We will confine ourselves to the political and moral effects of exchange legally deprived of liberty.

I have said: The time has come to know what the law is, and what it ought to be.

If you make the law for all citizens a palladium of liberty and of property; if it is only the organization of the individual law of self-defense, you will establish, upon the foundation of justice, a government rational, simple, economical, comprehended by all, loved by all, useful to all, supported by all, entrusted with a responsibility perfectly defined and carefully restricted, and endowed with imperishable strength. If, on the other hand, in the interests of individuals or of classes, you make the law an instrument of robbery, every one will wish to make laws, and to make them to his own advantage. There will be a riotous crowd at the doors of the legislative halls, there will be a bitter conflict within; minds will be in anarchy, morals will be shipwrecked; there will be violence in party organs, heated elections, accusations, recriminations, jealousies, inextinguishable hates, the public forces placed at the service of rapacity instead of repressing it, the ability to distinguish the true from the false effaced from all minds, as the notion of justice and injustice will be obliterated from all consciences, the government responsible for everything and bending under the burden of its responsibilities, political convulsions, revolutions without end, ruins over which all forms of socialism and communism attempt to establish themselves; these are the evils which must necessarily flow from the perversion of law.

Such, consequently, gentlemen, are the evils for which you have prepared the way by making use of the law to destroy freedom of exchange; that is to say, to abolish the right of property.
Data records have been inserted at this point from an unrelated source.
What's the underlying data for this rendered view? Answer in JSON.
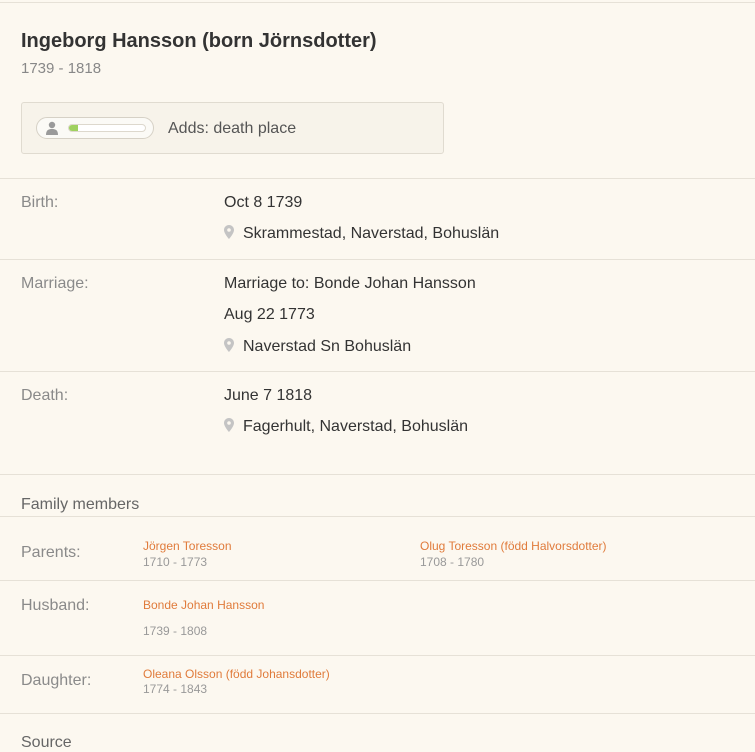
{
  "person": {
    "name": "Ingeborg Hansson (born Jörnsdotter)",
    "years": "1739 - 1818"
  },
  "contribution": {
    "text": "Adds: death place",
    "progress_fraction": 0.12,
    "bar_color": "#9fd15f"
  },
  "events": {
    "birth": {
      "label": "Birth:",
      "date": "Oct 8 1739",
      "place": "Skrammestad, Naverstad, Bohuslän"
    },
    "marriage": {
      "label": "Marriage:",
      "spouse": "Marriage to: Bonde Johan Hansson",
      "date": "Aug 22 1773",
      "place": "Naverstad Sn Bohuslän"
    },
    "death": {
      "label": "Death:",
      "date": "June 7 1818",
      "place": "Fagerhult, Naverstad, Bohuslän"
    }
  },
  "family": {
    "heading": "Family members",
    "parents": {
      "label": "Parents:",
      "father_name": "Jörgen Toresson",
      "father_years": "1710 - 1773",
      "mother_name": "Olug Toresson (född Halvorsdotter)",
      "mother_years": "1708 - 1780"
    },
    "husband": {
      "label": "Husband:",
      "name": "Bonde Johan Hansson",
      "years": "1739 - 1808"
    },
    "daughter": {
      "label": "Daughter:",
      "name": "Oleana Olsson (född Johansdotter)",
      "years": "1774 - 1843"
    }
  },
  "source": {
    "heading": "Source"
  },
  "colors": {
    "background": "#fcf8f0",
    "link": "#e07b3b",
    "label": "#8a8a8a"
  }
}
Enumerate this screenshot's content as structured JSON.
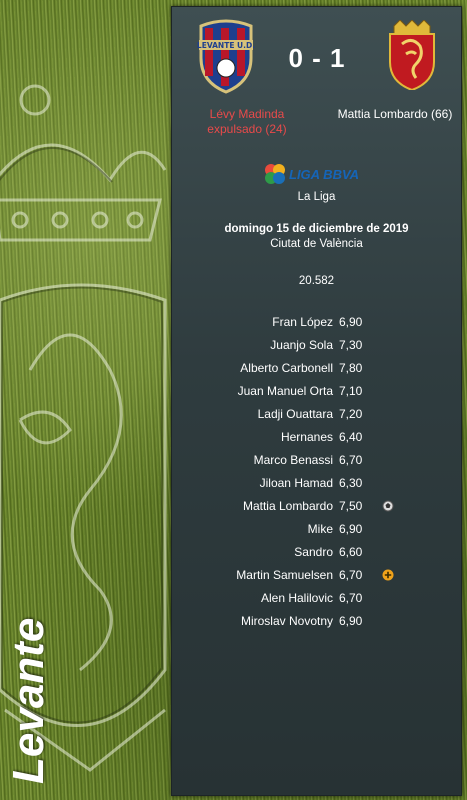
{
  "match": {
    "home_team": "Levante",
    "score": "0 - 1",
    "home_event": "Lévy Madinda expulsado (24)",
    "away_event": "Mattia Lombardo (66)",
    "home_crest_text": "LEVANTE U.D.",
    "league_logo_text": "LIGA BBVA",
    "competition": "La Liga",
    "date": "domingo 15 de diciembre de 2019",
    "stadium": "Ciutat de València",
    "attendance": "20.582"
  },
  "colors": {
    "event_red": "#e84a4a",
    "panel": "#2f3c3f",
    "goal_icon": "#dddddd",
    "sub_icon": "#f0a21a"
  },
  "players": [
    {
      "name": "Fran López",
      "rating": "6,90",
      "icon": ""
    },
    {
      "name": "Juanjo Sola",
      "rating": "7,30",
      "icon": ""
    },
    {
      "name": "Alberto Carbonell",
      "rating": "7,80",
      "icon": ""
    },
    {
      "name": "Juan Manuel Orta",
      "rating": "7,10",
      "icon": ""
    },
    {
      "name": "Ladji Ouattara",
      "rating": "7,20",
      "icon": ""
    },
    {
      "name": "Hernanes",
      "rating": "6,40",
      "icon": ""
    },
    {
      "name": "Marco Benassi",
      "rating": "6,70",
      "icon": ""
    },
    {
      "name": "Jiloan Hamad",
      "rating": "6,30",
      "icon": ""
    },
    {
      "name": "Mattia Lombardo",
      "rating": "7,50",
      "icon": "goal-ball-icon"
    },
    {
      "name": "Mike",
      "rating": "6,90",
      "icon": ""
    },
    {
      "name": "Sandro",
      "rating": "6,60",
      "icon": ""
    },
    {
      "name": "Martin Samuelsen",
      "rating": "6,70",
      "icon": "substitution-icon"
    },
    {
      "name": "Alen Halilovic",
      "rating": "6,70",
      "icon": ""
    },
    {
      "name": "Miroslav Novotny",
      "rating": "6,90",
      "icon": ""
    }
  ]
}
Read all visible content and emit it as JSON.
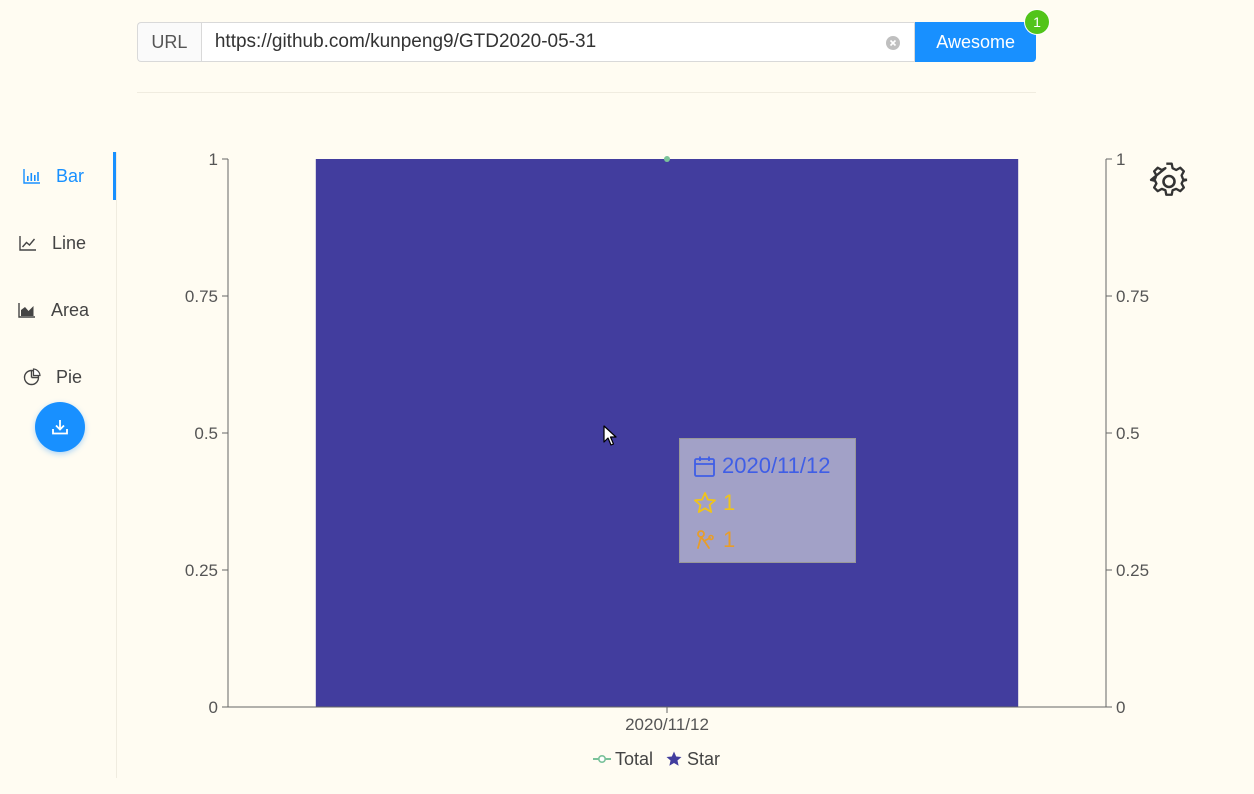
{
  "url_bar": {
    "addon_label": "URL",
    "value": "https://github.com/kunpeng9/GTD2020-05-31",
    "submit_label": "Awesome",
    "badge_count": "1"
  },
  "sidebar": {
    "items": [
      {
        "label": "Bar",
        "icon": "bar-chart-icon",
        "active": true
      },
      {
        "label": "Line",
        "icon": "line-chart-icon",
        "active": false
      },
      {
        "label": "Area",
        "icon": "area-chart-icon",
        "active": false
      },
      {
        "label": "Pie",
        "icon": "pie-chart-icon",
        "active": false
      }
    ],
    "download_icon": "download-icon"
  },
  "chart_data": {
    "type": "bar",
    "categories": [
      "2020/11/12"
    ],
    "series": [
      {
        "name": "Total",
        "kind": "line",
        "values": [
          1
        ],
        "color": "#7ac29a"
      },
      {
        "name": "Star",
        "kind": "bar",
        "values": [
          1
        ],
        "color": "#423d9e"
      }
    ],
    "ylim_left": [
      0,
      1
    ],
    "ylim_right": [
      0,
      1
    ],
    "yticks": [
      "0",
      "0.25",
      "0.5",
      "0.75",
      "1"
    ],
    "legend_position": "bottom-center",
    "grid": false
  },
  "tooltip": {
    "date": "2020/11/12",
    "star": "1",
    "fork": "1",
    "colors": {
      "date": "#3f5ee6",
      "star": "#f0c419",
      "fork": "#e89d2a"
    }
  },
  "legend": {
    "items": [
      {
        "label": "Total",
        "icon": "line-dot-icon",
        "color": "#7ac29a"
      },
      {
        "label": "Star",
        "icon": "star-icon",
        "color": "#423d9e"
      }
    ]
  },
  "colors": {
    "accent": "#1890ff",
    "badge": "#52c41a",
    "background": "#fffcf2"
  }
}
Do not declaim against socialism; you establish it. Do not cry out against communism; you create it. And now you ask us Economists to make you a theory which will justify you! Morbleu! make it yourselves.


PART IV.

CAPITAL AND INTEREST.

My object in this treatise is to examine into the real nature of the Interest of Capital, for the purpose of proving that it is lawful, and explaining why it should be perpetual. This may appear singular, and yet, I confess, I am more afraid of being too plain than too obscure. I am afraid I may weary the reader by a series of mere truisms. But it is no easy matter to avoid this danger, when the facts, with which we have to deal, are known to every one by personal, familiar, and daily experience.

But, then, you will say, "What is the use of this treatise? Why explain what everybody knows?"

But, although this problem appears at first sight so very simple, there is more in it than you might suppose. I shall endeavor to prove this by an example. Mondor lends an instrument of labor to-day, which will be entirely destroyed in a week, yet the capital will not produce the less interest to Mondor or his heirs, through all eternity. Reader, can you honestly say that you understand the reason of this?